Here are some of the ways CRNAs are making sure that stays true:
Anesthesia is safe and routine, and new medical devices help further refine the practice. CRNAs now use blood oxygenation and brainwave monitors to observe patient responses and ultrasounds to prevent hidden complications.
"Nurses have been providing anesthesia since the Civil War, and Americans receive 34 million doses of anesthesia from CRNAs each year."
“We have simulators, so our students’ first experience in giving anesthesia is to a physiologic model that behaves like you and I would,” said Ladan Eshkevari, assistant program director of the Nurse Anesthesia Program at Georgetown University. “It’s a high-fidelity simulation with a drug recognition system that mimics effects and side effects.”
No one wants to take a drug they don’t need, so even though full-body general anesthesia is extremely effective, CRNAs are taking advantage of advances that allow them to use local anesthetics instead. “We numb your arm if you’re having arm surgery, or leg for leg surgery,” Quintana said. That’s followed by a more gentle sedative, which means patients don’t need a breathing tube, and they wake up more quickly after the procedure. “Just enough medication to make you sleepy,” he added.

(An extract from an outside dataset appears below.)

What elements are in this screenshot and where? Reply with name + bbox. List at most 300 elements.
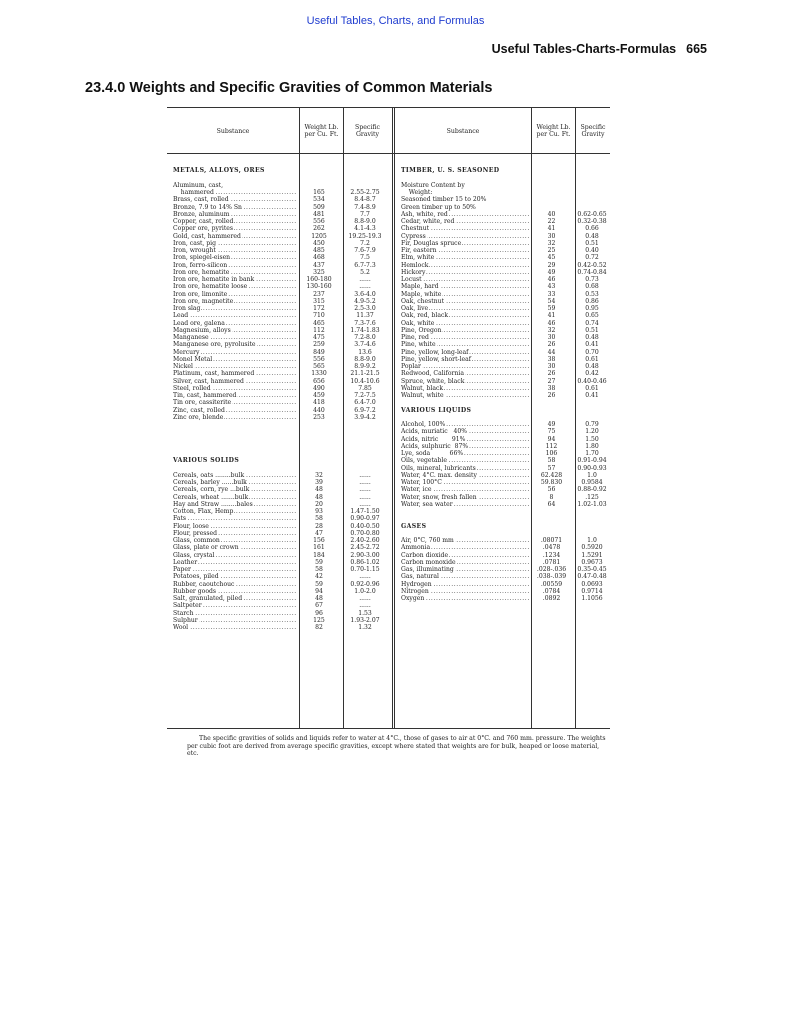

CRNAs must have experience in a critical care or intensive care unit. “You can’t be a CRNA without having that ICU background,” said Eshkevari.
Though all certification programs already require a master’s degree, the educational requirements are becoming even more rigorous. “By 2025, all CRNAs will have to be educated at the doctorate level,” said Joseph Pellegrini, director of the Nurse Anesthetist Program at the University of Maryland. “And you can’t start a new program in nurse anesthesia at the master’s level after this year."